Forum

Dünya dışı varlıkla...
 

Dünya dışı varlıklar ve Evren'da başka yaşam var mı sorusu

11 Gönderi
7 Üyeler
0 Reactions
2,200 Görüntüleme
(@ali-unal)
Gönderi: 0
Başlığı açan
 

Böyle uzun başlıklara bayılıyorum. Akademi camiasında açın bir makale, bir yüksek lisans ya da doktora tezi, böyle kallavi bir başlıkla karşılaşmanız çok olası. Bu sayede biz "düz" vatandaşlara bir şey mi anlatmak istiyorlar bilemiyorum ama insan özeniyor gerçekten. Abartsam şöyle de derdim: Dünya dışı varlıklar ve Evren'deki alternatif yaşamlar: Evrim mafsalında epistemolojik ve ontolojik bir yaklaşım, 2009, İstanbul.

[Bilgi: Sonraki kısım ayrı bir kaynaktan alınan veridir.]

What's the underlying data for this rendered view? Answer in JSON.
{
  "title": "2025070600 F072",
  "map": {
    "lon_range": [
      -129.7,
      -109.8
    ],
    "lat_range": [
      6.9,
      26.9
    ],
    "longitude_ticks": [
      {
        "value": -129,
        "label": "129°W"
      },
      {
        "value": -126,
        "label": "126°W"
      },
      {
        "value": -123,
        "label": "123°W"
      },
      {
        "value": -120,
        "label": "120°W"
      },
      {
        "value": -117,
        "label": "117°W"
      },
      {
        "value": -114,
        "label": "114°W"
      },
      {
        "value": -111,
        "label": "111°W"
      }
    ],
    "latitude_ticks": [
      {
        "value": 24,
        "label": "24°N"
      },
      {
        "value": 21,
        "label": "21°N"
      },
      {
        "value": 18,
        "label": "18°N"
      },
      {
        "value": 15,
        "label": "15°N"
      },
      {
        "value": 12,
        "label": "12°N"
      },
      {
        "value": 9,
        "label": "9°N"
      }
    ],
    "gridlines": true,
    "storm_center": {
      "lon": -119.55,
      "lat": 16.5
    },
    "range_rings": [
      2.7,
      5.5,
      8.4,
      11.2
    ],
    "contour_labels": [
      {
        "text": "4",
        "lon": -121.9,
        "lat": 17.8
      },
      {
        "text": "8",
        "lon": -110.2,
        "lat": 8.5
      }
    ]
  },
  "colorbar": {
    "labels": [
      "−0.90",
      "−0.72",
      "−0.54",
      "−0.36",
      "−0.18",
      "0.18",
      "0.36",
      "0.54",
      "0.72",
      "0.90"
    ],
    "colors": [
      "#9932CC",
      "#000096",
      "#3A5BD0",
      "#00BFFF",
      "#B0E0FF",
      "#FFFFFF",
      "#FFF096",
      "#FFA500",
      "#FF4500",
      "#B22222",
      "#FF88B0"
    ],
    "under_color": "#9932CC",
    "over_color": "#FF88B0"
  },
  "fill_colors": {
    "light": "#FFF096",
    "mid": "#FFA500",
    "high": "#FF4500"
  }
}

Neyse, konuma döneyim. Nihayet bugün Star olarak yayın hayatını sürdüren ancak yıllar önce MagicBox, Star 1 ve InterSTAR olarak adlandırılan, şimdi kullandığı kırmızı yıldız yerine mavi yıldızı kendisine sembol edinmiş kanalda bir adam bir program yapardı: UFO Gerçeği. Hattâ o adam, şimdi, Büyükparmakkapı Sokak'ta Nazım Pide'nin hemen karşısındaki 14 Şubat Sevgililer Günü Barı'nın ya altında ya üstünde bir de UFO müzesi işletiyor, eğer görsel hafızam beni yanıltmıyorsa. Adının Hakan olduğunu uyduracağım bu adamın yaptığı programı her seferinde büyük bir hevesle izler ve bir ara, Milliyet Grubu'nun çok az bir süreyle çıkardığı ve hâlâ kopyalarını sakladığım Fenomen dergisini aynı keyifle takip eder ve Dünya'daki hayattan gayrı başka bir hayatın da var olduğunu, aslında itiraf etmekten biraz da korkarak, kabul ederdim. Bu Hakan kişisi, kendisine gelen "UFO gören masum köylü" tadındaki görüntüleri göstermekle kalmaz, o zamanlar için bana oldukça inandırıcı gelen agresif ve "sus ve yalamaya devam et" tonundaki ses iniş-çıkışlarıyla beni etkisi altına alırdı. Bilgiye dayalı olmayan tamamen sezgisel bir yolla kabullendiğim bu olguya, artık entelliğimden midir bilinmez biraz daha donanımlı yaklaşıyorum. Şöyle ki:

<Sıkıcı fizik ve astronomi bilgileri>

Evren'in, bundan yaklaşık 14,5 milyar önce, büyük bir patlamayla (Big Bang) var olduğu savlanmaktadır. Bu henüz F = m x a ayarında bir "formül"e indirgenmeyen bir kuram olsa da, bu kuramın destekleyicisi olan birçok bilimsel verinin laboratuar ortamında simüle edilebildiği ve kuramın bu açılardan doğrulandığını da söyleyelim. Hattâ şu meşhur yüzyılın deneyi de, Evren'in oluşumundan sonraki ilk saniyeyi simüle etmek için hazırda bekliyor.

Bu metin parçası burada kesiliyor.